The economic growth in the Netherlands is projected to increase to 3.3 percent in 2017, the highest growth in 10 years, the CPB Netherlands Bureau for Economic Policy Analysis announced on Wednesday.
In its figures the CPB expects a growth of 3.3 percent this year and a growth of 2.5 percent in 2018. For the first time since the beginning of the economic crisis in 2007, Dutch economic growth would turn out to be higher than 3 percent. In 2016 the growth was 2.2 percent and in 2015 it was 2.3 percent.
"Today we can celebrate that we have come out of the economic crisis and that we are the fastest growing economy in the western world," outgoing Prime Minister Mark Rutte told broadcaster NOS before continuing the negotiations for a new government in The Hague.
According to the CPB, the positive figures are mainly due to a very strong second quarter and favorable developments in Dutch exports. The new figures for 2017 and 2018 provide a more positive image than those in the June projections of the CPB, when a growth of 2.4 percent in 2017 and 2.0 percent in 2018 was projected.
The Dutch Central Bureau of Statistics CBS also published positive figures on the Dutch economy on Wednesday, with a growth of 1.5 percent in the second quarter of 2017 compared to the first quarter and a growth of 3.3 percent compared to the same period last year.
A quarterly growth this high only occurred twice before this century, according to the CBS. In addition, it is the 13th quarterly growth in a row, mainly driven by exports, investments and rising household consumption.
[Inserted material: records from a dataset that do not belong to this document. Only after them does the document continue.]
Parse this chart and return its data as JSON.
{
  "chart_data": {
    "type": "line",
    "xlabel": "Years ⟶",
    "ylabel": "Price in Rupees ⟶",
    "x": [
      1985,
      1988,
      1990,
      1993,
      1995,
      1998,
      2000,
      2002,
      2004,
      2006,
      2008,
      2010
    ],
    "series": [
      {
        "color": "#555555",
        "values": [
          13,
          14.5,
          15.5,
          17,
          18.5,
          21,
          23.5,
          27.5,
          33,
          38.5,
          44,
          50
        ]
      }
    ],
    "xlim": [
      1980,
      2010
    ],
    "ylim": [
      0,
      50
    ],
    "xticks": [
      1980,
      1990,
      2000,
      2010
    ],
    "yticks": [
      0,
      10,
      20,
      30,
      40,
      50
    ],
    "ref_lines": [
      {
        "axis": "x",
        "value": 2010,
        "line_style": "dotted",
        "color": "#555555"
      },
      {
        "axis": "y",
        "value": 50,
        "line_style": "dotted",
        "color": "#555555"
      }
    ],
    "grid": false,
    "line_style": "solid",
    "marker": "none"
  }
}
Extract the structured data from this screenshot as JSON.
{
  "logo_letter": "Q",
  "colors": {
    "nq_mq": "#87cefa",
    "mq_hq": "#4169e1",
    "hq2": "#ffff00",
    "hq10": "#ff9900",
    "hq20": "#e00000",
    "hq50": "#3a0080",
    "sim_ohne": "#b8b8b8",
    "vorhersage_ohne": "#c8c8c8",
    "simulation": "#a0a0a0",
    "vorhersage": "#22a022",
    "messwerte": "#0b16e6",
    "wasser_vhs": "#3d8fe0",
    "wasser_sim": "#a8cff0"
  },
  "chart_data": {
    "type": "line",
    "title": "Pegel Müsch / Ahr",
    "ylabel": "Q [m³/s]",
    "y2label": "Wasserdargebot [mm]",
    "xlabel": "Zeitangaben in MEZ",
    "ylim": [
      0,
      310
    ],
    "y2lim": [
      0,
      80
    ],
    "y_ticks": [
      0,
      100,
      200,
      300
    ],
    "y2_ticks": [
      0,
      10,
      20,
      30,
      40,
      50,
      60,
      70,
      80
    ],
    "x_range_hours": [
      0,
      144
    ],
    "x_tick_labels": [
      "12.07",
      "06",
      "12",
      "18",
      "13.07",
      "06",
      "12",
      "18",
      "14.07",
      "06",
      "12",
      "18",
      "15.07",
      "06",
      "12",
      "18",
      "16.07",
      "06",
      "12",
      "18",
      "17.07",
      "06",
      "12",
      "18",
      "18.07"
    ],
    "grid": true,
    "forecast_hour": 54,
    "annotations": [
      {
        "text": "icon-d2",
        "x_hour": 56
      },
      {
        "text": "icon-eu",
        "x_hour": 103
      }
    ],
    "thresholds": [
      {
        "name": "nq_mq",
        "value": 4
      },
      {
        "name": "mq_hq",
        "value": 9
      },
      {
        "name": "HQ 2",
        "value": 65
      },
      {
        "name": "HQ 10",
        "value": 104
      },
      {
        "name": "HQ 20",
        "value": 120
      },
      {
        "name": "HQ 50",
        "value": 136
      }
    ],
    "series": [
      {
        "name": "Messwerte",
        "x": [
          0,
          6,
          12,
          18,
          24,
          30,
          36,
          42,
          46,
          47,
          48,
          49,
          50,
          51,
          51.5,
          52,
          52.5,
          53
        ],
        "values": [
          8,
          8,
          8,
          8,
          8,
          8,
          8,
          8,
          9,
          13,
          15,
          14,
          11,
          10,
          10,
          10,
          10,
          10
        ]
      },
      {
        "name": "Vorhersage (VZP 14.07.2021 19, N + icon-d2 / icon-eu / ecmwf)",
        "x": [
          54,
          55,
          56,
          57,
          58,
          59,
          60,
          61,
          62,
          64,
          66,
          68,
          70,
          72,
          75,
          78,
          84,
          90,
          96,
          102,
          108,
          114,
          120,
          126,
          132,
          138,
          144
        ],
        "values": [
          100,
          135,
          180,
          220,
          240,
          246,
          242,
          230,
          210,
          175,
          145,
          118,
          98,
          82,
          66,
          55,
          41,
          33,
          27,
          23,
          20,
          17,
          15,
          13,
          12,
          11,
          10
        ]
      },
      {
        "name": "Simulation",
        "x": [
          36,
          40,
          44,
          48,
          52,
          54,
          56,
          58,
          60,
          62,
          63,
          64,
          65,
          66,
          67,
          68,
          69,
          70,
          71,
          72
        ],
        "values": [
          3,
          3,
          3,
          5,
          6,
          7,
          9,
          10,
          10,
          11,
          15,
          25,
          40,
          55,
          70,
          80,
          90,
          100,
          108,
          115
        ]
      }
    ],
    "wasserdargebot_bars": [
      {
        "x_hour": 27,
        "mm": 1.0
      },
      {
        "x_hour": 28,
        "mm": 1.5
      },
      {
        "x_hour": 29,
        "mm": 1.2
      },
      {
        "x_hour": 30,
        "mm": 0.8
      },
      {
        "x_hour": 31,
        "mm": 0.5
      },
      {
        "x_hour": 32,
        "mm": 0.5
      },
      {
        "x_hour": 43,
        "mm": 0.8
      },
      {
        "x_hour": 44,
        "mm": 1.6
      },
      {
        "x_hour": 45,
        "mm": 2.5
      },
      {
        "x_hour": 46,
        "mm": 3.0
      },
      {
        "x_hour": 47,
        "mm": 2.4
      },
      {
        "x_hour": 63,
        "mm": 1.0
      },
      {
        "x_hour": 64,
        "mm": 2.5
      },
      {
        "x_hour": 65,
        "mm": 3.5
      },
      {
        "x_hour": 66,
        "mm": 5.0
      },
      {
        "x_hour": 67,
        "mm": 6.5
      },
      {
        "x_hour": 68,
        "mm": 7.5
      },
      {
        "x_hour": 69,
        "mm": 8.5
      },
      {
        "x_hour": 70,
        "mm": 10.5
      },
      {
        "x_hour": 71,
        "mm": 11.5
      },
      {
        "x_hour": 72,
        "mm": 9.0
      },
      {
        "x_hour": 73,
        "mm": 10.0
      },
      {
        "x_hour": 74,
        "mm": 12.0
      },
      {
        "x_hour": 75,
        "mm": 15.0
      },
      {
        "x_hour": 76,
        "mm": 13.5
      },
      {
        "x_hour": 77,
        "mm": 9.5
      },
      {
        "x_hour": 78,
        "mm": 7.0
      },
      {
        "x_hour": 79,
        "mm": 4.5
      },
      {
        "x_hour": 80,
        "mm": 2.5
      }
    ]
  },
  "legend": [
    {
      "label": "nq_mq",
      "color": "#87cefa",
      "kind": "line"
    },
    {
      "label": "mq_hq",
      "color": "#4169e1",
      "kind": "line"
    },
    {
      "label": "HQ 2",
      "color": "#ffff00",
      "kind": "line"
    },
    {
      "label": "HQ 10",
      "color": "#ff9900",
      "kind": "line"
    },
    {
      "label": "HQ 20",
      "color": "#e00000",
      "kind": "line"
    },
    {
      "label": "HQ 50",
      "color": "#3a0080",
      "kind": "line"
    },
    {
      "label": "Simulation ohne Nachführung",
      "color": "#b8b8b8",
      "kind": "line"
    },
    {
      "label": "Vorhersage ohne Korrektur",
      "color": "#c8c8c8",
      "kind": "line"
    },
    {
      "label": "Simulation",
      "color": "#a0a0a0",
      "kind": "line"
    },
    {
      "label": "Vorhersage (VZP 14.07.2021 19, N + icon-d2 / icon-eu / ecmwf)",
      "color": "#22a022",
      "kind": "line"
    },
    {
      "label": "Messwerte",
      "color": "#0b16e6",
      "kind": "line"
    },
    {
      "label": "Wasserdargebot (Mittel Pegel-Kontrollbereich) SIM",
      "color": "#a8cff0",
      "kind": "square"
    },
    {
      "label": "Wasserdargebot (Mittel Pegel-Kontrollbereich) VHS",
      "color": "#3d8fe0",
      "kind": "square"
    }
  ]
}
"The growth in the second quarter more than doubled the growth in Europe and the United States," outgoing Minister of Economic Affairs Henk Kamp reacted in a press release by his Ministry. "This is the result of successful entrepreneurship and hard work by employees in business and in the public sector. The successful cabinet policy has supported that. It is now up to the new cabinet to deal with the financial space wisely."
For the following years 2018 to 2021 the CPB expects an annual average growth of 1.8 percent. As a result of the continuing improvement in the economy, unemployment is projected to decrease rapidly, from 4.9 percent of the working force in 2017 to 4.3 percent in 2018. In addition, inflation will be stable at 1.3 percent in both 2017 and 2018, said CPB.